Dockers and UNITE
The news this weekend that Britain’s biggest union is to join forces with American and Canadian giant the United Steelworkers (USW), is one of the most significant responses by organised labour to the growing globalisation of the world economy.
The merger between UK union Unite and the USW is to be announced this summer at the USW convention in Las Vegas … a long from Wapping and the roots of the British giant. Trade unions have their complex family trees of mergers and consolidations, and trace Unite back to the late 19th century and you find one of the first trade unions for unskilled and casual labourers. The catalyst for the forming of the union was the London Dock Strike of 1889; the creation of the Dock, Wharf, Riverside and General Labourers Union was a huge leap forward in the power of labour in Britain, and ushered in the Labour Party itself a few years later.
There had been strikes in the London docks before 1889 and there would be more after. Life as a docker was notoriously hard and insecure, with the ‘chain’ system meaning that workers would fetch up for a day on the docks, never knowing if they would work or not. The men would wait behind the chain, while the overseers would pick the strongest and fittest looking for the limited supply of work on offer. Any attempt at organising labour would see a docker marked down as a troublemaker and unlikely to work again.
Even the general manager at Millwall Docks, Colonel GR Birt, who might not have been expected to support the men, painted a sympathetic picture when he gave evidence to a parliamentary committee:
“The poor fellows are miserably clad, scarcely with a boot on their foot, in a most miserable state.These are men who come to work in our docks who come on without having a bit of food in their stomachs, perhaps since the previous day; they have worked for an hour and have earned 5d; their hunger will not allow them to continue: they take the 5d. in order that they may get food, perhaps the first food they have had for 24 hours.”

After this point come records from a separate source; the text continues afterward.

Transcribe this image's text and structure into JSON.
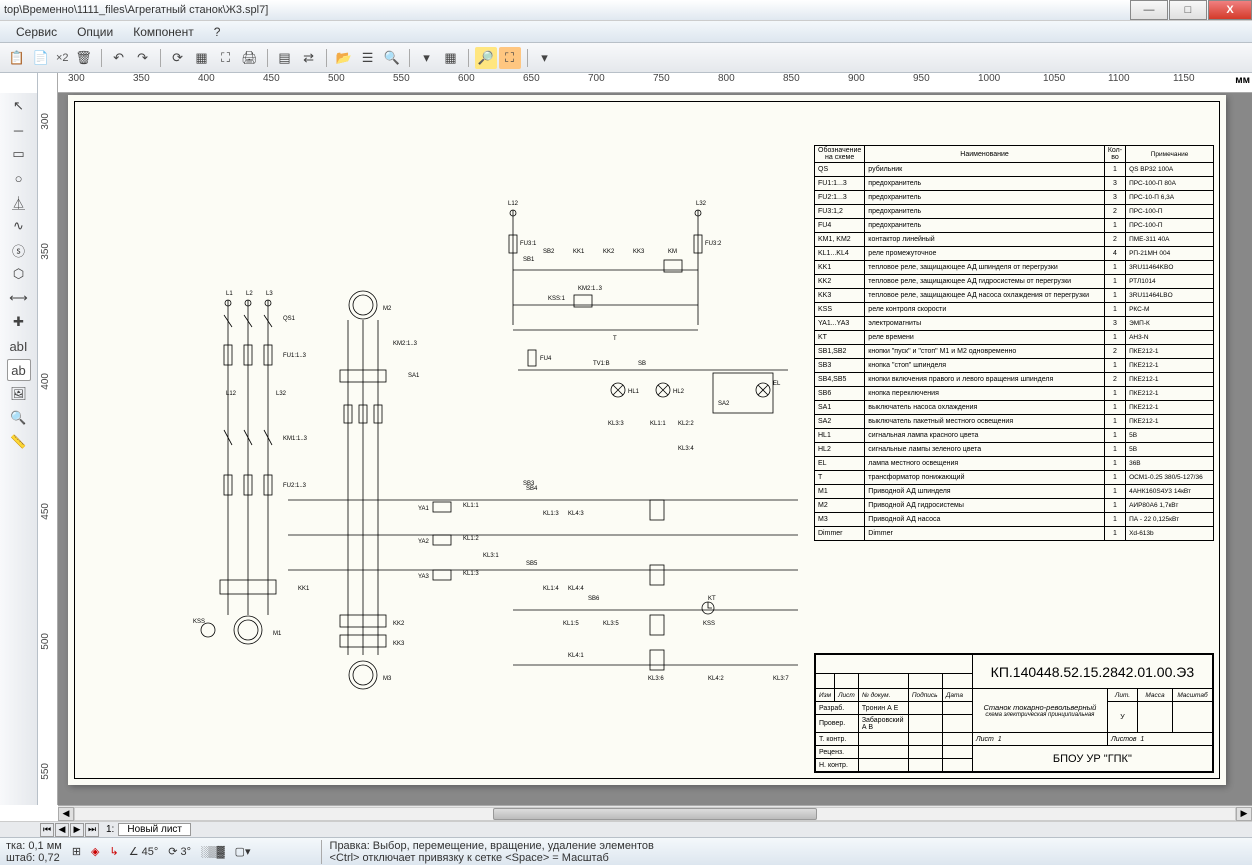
{
  "window": {
    "title": "top\\Временно\\1111_files\\Агрегатный станок\\Ж3.spl7]",
    "minimize": "—",
    "maximize": "□",
    "close": "X"
  },
  "menu": {
    "items": [
      "Сервис",
      "Опции",
      "Компонент",
      "?"
    ]
  },
  "ruler": {
    "unit": "мм",
    "hticks": [
      "300",
      "350",
      "400",
      "450",
      "500",
      "550",
      "600",
      "650",
      "700",
      "750",
      "800",
      "850",
      "900",
      "950",
      "1000",
      "1050",
      "1100",
      "1150"
    ],
    "vticks": [
      "300",
      "350",
      "400",
      "450",
      "500",
      "550"
    ]
  },
  "tabs": {
    "sheet_num": "1:",
    "sheet_name": "Новый лист"
  },
  "status": {
    "grid_label": "тка:",
    "grid_value": "0,1 мм",
    "scale_label": "штаб:",
    "scale_value": "0,72",
    "angle": "45°",
    "dangle": "3°",
    "hint1": "Правка: Выбор, перемещение, вращение, удаление элементов",
    "hint2": "<Ctrl> отключает привязку к сетке <Space> = Масштаб"
  },
  "parts_header": {
    "c1": "Обозначение на схеме",
    "c2": "Наименование",
    "c3": "Кол-во",
    "c4": "Примечание"
  },
  "parts": [
    {
      "ref": "QS",
      "name": "рубильник",
      "qty": "1",
      "note": "QS ВР32 100А"
    },
    {
      "ref": "FU1:1...3",
      "name": "предохранитель",
      "qty": "3",
      "note": "ПРС-100-П      80А"
    },
    {
      "ref": "FU2:1...3",
      "name": "предохранитель",
      "qty": "3",
      "note": "ПРС-10-П       6,3А"
    },
    {
      "ref": "FU3:1,2",
      "name": "предохранитель",
      "qty": "2",
      "note": "ПРС-100-П"
    },
    {
      "ref": "FU4",
      "name": "предохранитель",
      "qty": "1",
      "note": "ПРС-100-П"
    },
    {
      "ref": "KM1, KM2",
      "name": "контактор линейный",
      "qty": "2",
      "note": "ПМЕ-311   40А"
    },
    {
      "ref": "KL1...KL4",
      "name": "реле промежуточное",
      "qty": "4",
      "note": "РП-21МН 004"
    },
    {
      "ref": "KK1",
      "name": "тепловое реле, защищающее АД шпинделя от перегрузки",
      "qty": "1",
      "note": "3RU11464KBO"
    },
    {
      "ref": "KK2",
      "name": "тепловое реле, защищающее АД гидросистемы от перегрузки",
      "qty": "1",
      "note": "РТЛ1014"
    },
    {
      "ref": "KK3",
      "name": "тепловое реле, защищающее АД насоса охлаждения от перегрузки",
      "qty": "1",
      "note": "3RU11464LBO"
    },
    {
      "ref": "KSS",
      "name": "реле контроля скорости",
      "qty": "1",
      "note": "РКС-М"
    },
    {
      "ref": "YA1...YA3",
      "name": "электромагниты",
      "qty": "3",
      "note": "ЭМП-К"
    },
    {
      "ref": "KT",
      "name": "реле времени",
      "qty": "1",
      "note": "АН3-N"
    },
    {
      "ref": "SB1,SB2",
      "name": "кнопки \"пуск\" и \"стоп\" M1 и M2 одновременно",
      "qty": "2",
      "note": "ПКЕ212-1"
    },
    {
      "ref": "SB3",
      "name": "кнопка \"стоп\" шпинделя",
      "qty": "1",
      "note": "ПКЕ212-1"
    },
    {
      "ref": "SB4,SB5",
      "name": "кнопки включения правого и левого вращения шпинделя",
      "qty": "2",
      "note": "ПКЕ212-1"
    },
    {
      "ref": "SB6",
      "name": "кнопка переключения",
      "qty": "1",
      "note": "ПКЕ212-1"
    },
    {
      "ref": "SA1",
      "name": "выключатель насоса охлаждения",
      "qty": "1",
      "note": "ПКЕ212-1"
    },
    {
      "ref": "SA2",
      "name": "выключатель пакетный местного освещения",
      "qty": "1",
      "note": "ПКЕ212-1"
    },
    {
      "ref": "HL1",
      "name": "сигнальная лампа красного цвета",
      "qty": "1",
      "note": "5В"
    },
    {
      "ref": "HL2",
      "name": "сигнальные лампы зеленого цвета",
      "qty": "1",
      "note": "5В"
    },
    {
      "ref": "EL",
      "name": "лампа местного освещения",
      "qty": "1",
      "note": "36В"
    },
    {
      "ref": "T",
      "name": "трансформатор понижающий",
      "qty": "1",
      "note": "ОСМ1-0.25 380/5-127/36"
    },
    {
      "ref": "M1",
      "name": "Приводной АД шпинделя",
      "qty": "1",
      "note": "4АНК160S4У3  14кВт"
    },
    {
      "ref": "M2",
      "name": "Приводной АД гидросистемы",
      "qty": "1",
      "note": "АИР80А6      1,7кВт"
    },
    {
      "ref": "M3",
      "name": "Приводной АД насоса",
      "qty": "1",
      "note": "ПА - 22      0,125кВт"
    },
    {
      "ref": "Dimmer",
      "name": "Dimmer",
      "qty": "1",
      "note": "Xd-613b"
    }
  ],
  "titleblock": {
    "docnum": "КП.140448.52.15.2842.01.00.Э3",
    "desc1": "Станок токарно-револьверный",
    "desc2": "схема электрическая принципиальная",
    "org": "БПОУ УР \"ГПК\"",
    "rows": {
      "hdr_izm": "Изм",
      "hdr_list": "Лист",
      "hdr_ndok": "№ докум.",
      "hdr_podp": "Подпись",
      "hdr_data": "Дата",
      "razrab": "Разраб.",
      "razrab_name": "Тронин А Е",
      "prover": "Провер.",
      "prover_name": "Забаровский А В",
      "tkontr": "Т. контр.",
      "recenz": "Реценз.",
      "nkontr": "Н. контр.",
      "lit": "Лит.",
      "massa": "Масса",
      "masshtab": "Масштаб",
      "u": "У",
      "list": "Лист",
      "list_v": "1",
      "listov": "Листов",
      "listov_v": "1"
    }
  },
  "schematic_labels": {
    "l1": "L1",
    "l2": "L2",
    "l3": "L3",
    "l12": "L12",
    "l32": "L32",
    "qs1": "QS1",
    "fu11": "FU1:1..3",
    "fu21": "FU2:1..3",
    "fu31": "FU3:1",
    "fu32": "FU3:2",
    "fu4": "FU4",
    "km1": "KM1:1..3",
    "km2": "KM2:1..3",
    "km": "KM",
    "kk1": "KK1",
    "kk2": "KK2",
    "kk3": "KK3",
    "kss": "KSS",
    "m1": "M1",
    "m2": "M2",
    "m3": "M3",
    "t": "T",
    "el": "EL",
    "hl1": "HL1",
    "hl2": "HL2",
    "sa1": "SA1",
    "sa2": "SA2",
    "sb1": "SB1",
    "sb2": "SB2",
    "sb3": "SB3",
    "sb4": "SB4",
    "sb5": "SB5",
    "sb6": "SB6",
    "ya1": "YA1",
    "ya2": "YA2",
    "ya3": "YA3",
    "kt": "KT",
    "kl11": "KL1:1",
    "kl12": "KL1:2",
    "kl13": "KL1:3",
    "kl14": "KL1:4",
    "kl15": "KL1:5",
    "kl22": "KL2:2",
    "kl31": "KL3:1",
    "kl33": "KL3:3",
    "kl34": "KL3:4",
    "kl35": "KL3:5",
    "kl36": "KL3:6",
    "kl37": "KL3:7",
    "kl41": "KL4:1",
    "kl42": "KL4:2",
    "kl43": "KL4:3",
    "kl44": "KL4:4",
    "kss1": "KSS:1",
    "tv1b": "TV1:B",
    "sb": "SB"
  }
}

The main demand from the dockers was for 6d an hour, the ‘dockers’ tanner’ as it became known. A succession of peaceful marches won the sympathy of middle class Britain (which might otherwise have feared organised labour). Famous names to emerge from the strike included organisers Joseph Havelock Wilson, Will Thorne, Tom Mann, John Burns and Ben Tillett, who had cut his teeth a couple of years before, forming the Tea Operatives and General Labourers Union downriver at Tilbury docks. The new DWRGLU swiftly signed up new members as the dockers gained confidence. At the same time, the match girls strike at Bryant and May’s works in Fairfield Road, in Bow and the organisation of the London gasworkers by Will Thorne, were showing the potential of organised unskilled ‘non craft’ labour. Thorne, who would started work in a Birmingham mill aged six in the early 1860s, would go on to become one of the first Labour MPs and be made CBE before his death in 1946.

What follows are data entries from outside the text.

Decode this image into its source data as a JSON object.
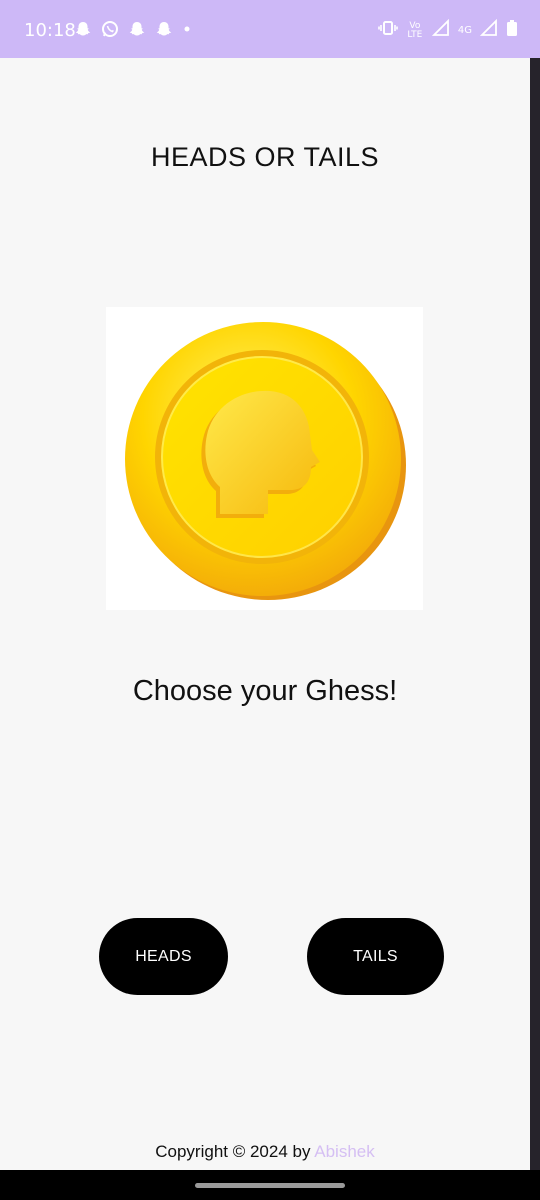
{
  "status_bar": {
    "time": "10:18",
    "left_icons": [
      "snapchat-icon",
      "whatsapp-icon",
      "snapchat-icon",
      "snapchat-icon",
      "dot-icon"
    ],
    "right_icons": [
      "vibrate-icon",
      "volte-icon",
      "signal-icon",
      "4g-icon",
      "signal-icon",
      "battery-icon"
    ],
    "volte_label": "Vo LTE",
    "network_label": "4G"
  },
  "app": {
    "title": "HEADS OR TAILS",
    "prompt": "Choose your Ghess!",
    "heads_label": "HEADS",
    "tails_label": "TAILS",
    "footer_prefix": "Copyright © 2024 by ",
    "footer_author": "Abishek"
  },
  "colors": {
    "status_bar": "#cdb8f7",
    "background": "#f7f7f7",
    "button": "#000000",
    "author_link": "#d5bff3",
    "coin_gold": "#ffd500"
  }
}
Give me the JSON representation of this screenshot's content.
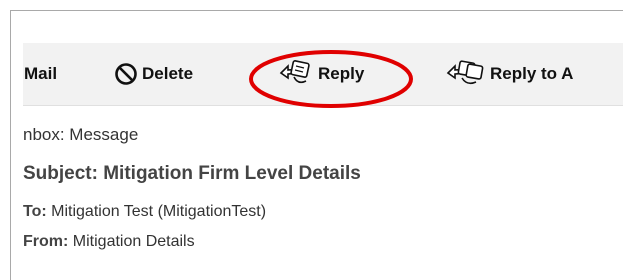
{
  "toolbar": {
    "mail_label": "Mail",
    "delete_label": "Delete",
    "reply_label": "Reply",
    "reply_all_label": "Reply to A"
  },
  "breadcrumb": "nbox: Message",
  "message": {
    "subject_label": "Subject:",
    "subject_value": "Mitigation Firm Level Details",
    "to_label": "To:",
    "to_value": "Mitigation Test (MitigationTest)",
    "from_label": "From:",
    "from_value": "Mitigation Details"
  },
  "colors": {
    "highlight": "#e00000",
    "toolbar_bg": "#f2f2f2"
  },
  "icons": [
    "delete-icon",
    "reply-icon",
    "reply-all-icon"
  ]
}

But if there’s power in a union, then it made all the more sense for unions themselves to merge, grow bigger and take on the increasingly consolidated and massive employers. The DWRGLU joined forces with the National Union of Dock Labourers and the National Sailors’ and Firemen’s Union in 1910 to form the National Transport Workers’ Federation. They would call the ill-fated dock strike of 1912. The NTWF in turn would form the bedrock of the Transport and General Workers Union in 1922. Joining them were a multitude of other long forgotten unions - the Associated Horsemen’s Union, the North of England Trimmers’ and Teemers Association, the Greenock Sugar Porters’ Association and the Amalgamated Association of Carters and Motormen. And down the years in would come the Belfast Breadservers’ Trade Union, the Scottish Busmen’s Union, the National Glass Bottle Makers’ Society, the United Cut Nail Makers of Great Britain Protection Society and dozens more down the years.
The final member was the Community and Youth Workers’ Union in 2006. In the same year the T&G started talks on a merger with the two other giants of UK organised labour, the GMB and Amicus. GMB withdrew, but Amicus (the UK’s second largest union) joined with the T&G to launch Britain’s biggest union on May Day 2007. Months of wrangling over a name saw ‘Unite - the Union’ (or simply ‘Unite’) eventually emerge as the new name just a month before launch. And now, just a year later, it’s merger time again. Once, the world’s trade came through the London docks - now organised labour itself goes global.
The timeline
1889: Dock, Wharf, Riverside and General Labourers Union formed in wake of the 1889 London Dock Strike.
1910: DWRGLU, NUDL and NSFU join together at the National Transport Workers’ Federation.
1922: NTWF unions becomes founder members of Transport and General Workers Union.
1 May 2007: TGWU (by now the T&G) merges with Amicus to form Unite.
2008: Unite announces plans to merge with USW in the US and Canada to form the first global trade union.